59% of RBC’s residential mortgage portfolio was uninsured in the quarter, up from 58% in Q4. (Source)
RBC mostly repeated its wording from previous quarters, saying it has a "well-diversified mortgage portfolio across Canada.” It says it continues to conduct “Ongoing stress testing for numerous scenarios including unemployment, interest rates and a downturn in real estate”. (Source)
Net interest margin increased 3 bps QoQ and was flat YoY, “reflecting favourable funding mix.” (Source)
“Margins are expected to continue to reflect the competitive and low interest rate environment,” the bank said. (Source)
“…we are seeing a slowing consumer-lending environment, which, frankly, is a good thing. Notwithstanding the deleveraging of the consumer, which has reduced demand for mortgages and loans, we still continue to expect to see mid-single-digit growth in consumer lending,” said Gordon M. Nixon, CEO and Director. (Source)
Scotiabank Q1 net income: $1.7 billion (+6.5% Y/Y) Earnings per share: $1.32
The total portfolio of residential retail mortgages remained at $189 billion, unchanged from the previous quarter. (Source)
The portfolio consists of $180 billion in freehold properties and $19 billion in condos. (Source)
The residential mortgage portfolio was 55% insured and 45% uninsured.

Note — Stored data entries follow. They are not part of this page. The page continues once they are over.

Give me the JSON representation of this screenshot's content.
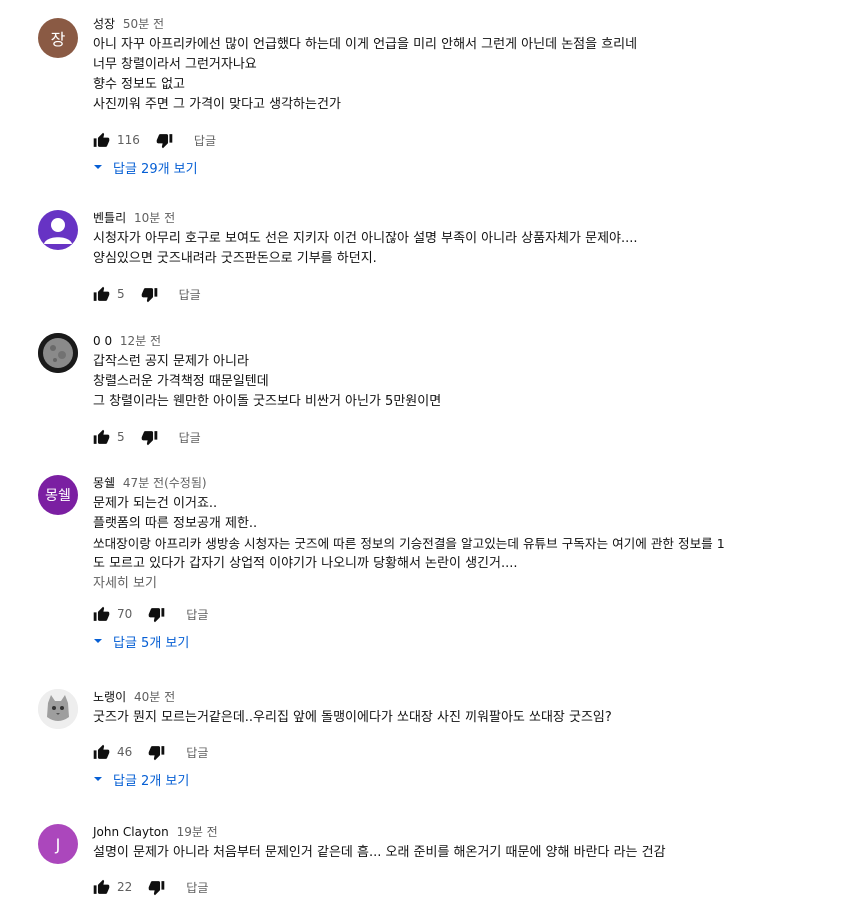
{
  "labels": {
    "reply": "답글",
    "read_more": "자세히 보기"
  },
  "colors": {
    "link": "#065fd4",
    "meta": "#606060"
  },
  "comments": [
    {
      "avatar_text": "장",
      "avatar_color": "#8a5a44",
      "author": "성장",
      "time": "50분 전",
      "lines": [
        "아니 자꾸 아프리카에선 많이 언급했다 하는데 이게 언급을 미리 안해서 그런게 아닌데 논점을 흐리네",
        "너무 창렬이라서 그런거자나요",
        "향수 정보도 없고",
        "사진끼워 주면 그 가격이 맞다고 생각하는건가"
      ],
      "likes": "116",
      "replies": "답글 29개 보기"
    },
    {
      "avatar_text": "",
      "avatar_color": "#6733c4",
      "author": "벤틀리",
      "time": "10분 전",
      "lines": [
        "시청자가 아무리 호구로 보여도 선은 지키자 이건 아니잖아 설명 부족이 아니라 상품자체가 문제야....",
        "양심있으면 굿즈내려라 굿즈판돈으로 기부를 하던지."
      ],
      "likes": "5"
    },
    {
      "avatar_text": "",
      "avatar_color": "#222222",
      "author": "0 0",
      "time": "12분 전",
      "lines": [
        "갑작스런 공지 문제가 아니라",
        "창렬스러운 가격책정 때문일텐데",
        "그 창렬이라는 웬만한 아이돌 굿즈보다 비싼거 아닌가 5만원이면"
      ],
      "likes": "5"
    },
    {
      "avatar_text": "몽쉘",
      "avatar_color": "#7b1fa2",
      "author": "몽쉘",
      "time": "47분 전(수정됨)",
      "lines": [
        "문제가 되는건 이거죠..",
        "플랫폼의 따른 정보공개 제한..",
        "쏘대장이랑 아프리카 생방송 시청자는 굿즈에 따른 정보의 기승전결을 알고있는데 유튜브 구독자는 여기에 관한 정보를 1",
        "도 모르고 있다가 갑자기 상업적 이야기가 나오니까 당황해서 논란이 생긴거...."
      ],
      "show_more": true,
      "likes": "70",
      "replies": "답글 5개 보기"
    },
    {
      "avatar_text": "",
      "avatar_color": "#e8e8e8",
      "author": "노랭이",
      "time": "40분 전",
      "lines": [
        "굿즈가 뭔지 모르는거같은데..우리집 앞에 돌맹이에다가 쏘대장 사진 끼워팔아도 쏘대장 굿즈임?"
      ],
      "likes": "46",
      "replies": "답글 2개 보기"
    },
    {
      "avatar_text": "J",
      "avatar_color": "#ab47bc",
      "author": "John Clayton",
      "time": "19분 전",
      "lines": [
        "설명이 문제가 아니라 처음부터 문제인거 같은데 흠... 오래 준비를 해온거기 때문에 양해 바란다 라는 건감"
      ],
      "likes": "22"
    }
  ]
}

The uninsured portfolio has an average loan-to-value ratio of approximately 57%, unchanged from prior quarters. (Source)
“The loan to value credit score mix and delinquency rates for our condo portfolio are not materially different from that of the overall mortgage portfolio,” the bank noted.
“Reported (mortgage) growth (was) suppressed by ING mortgage run‐down,” the bank said in its presentation to investors. (Source)
“Loan growth was solid against the backdrop of a cooling housing market, moderating consumer spending and the run off of our ING mortgage portfolio,” said Brian Porter, President and CEO. (Source)
“The credit quality and performance of the residential portfolio remains strong and has been stressed under many severe assumptions, confirming it is well within our risk tolerance,” Porter added. (Source)
"The low rate environment continues to negatively pressure margins,” Porter said. (Source)
Anatol von Hahn, Group Head, Canadian Banking, was asked about the outlook on net interest margin and whether the bank expected any additional benefit coming from ING. He replied, “…Particularly in the mortgages there is still a little bit of room. A lot of it will depend on how the spring mortgage sale period goes forward. But I think you’ll see it stable. I don’t think you’ll see any big changes.” (Source)
TD Bank Q1 net income: $2.04 billion (+15% Y/Y) Earnings per share: $1.07
TD’s residential mortgage portfolio rose to $166 billion, up from $163 billion in the previous quarter and $164.7 billion in Q1 2013. (Source)
HELOC volume in the quarter fell to $60.3 billion from $61 billion in Q4 2013. (Source)
The bank repeated, “Canadian RESL credit quality remains strong amidst continued resiliency in the Canadian housing market.” (Source)
65% of the portfolio is insured. The loan-to-value on the uninsured portfolio is 60%. (Source)
The bank gave this economic outlook: "Inflation in Canada is currently low, reflecting persistent slack in the economy alongside heightened competition at the retail level. As economic growth gradually picks up over the coming quarters, inflationary pressures are expected to build slowly. In this environment, the Bank of Canada is expected to keep short-term interest rates at current levels until mid-2015, at which time a gradual increase is likely to occur." (Source)
Note: Transcripts are provided by third parties like Morningstar and Seeking Alpha. Their accuracy cannot be 100% assured.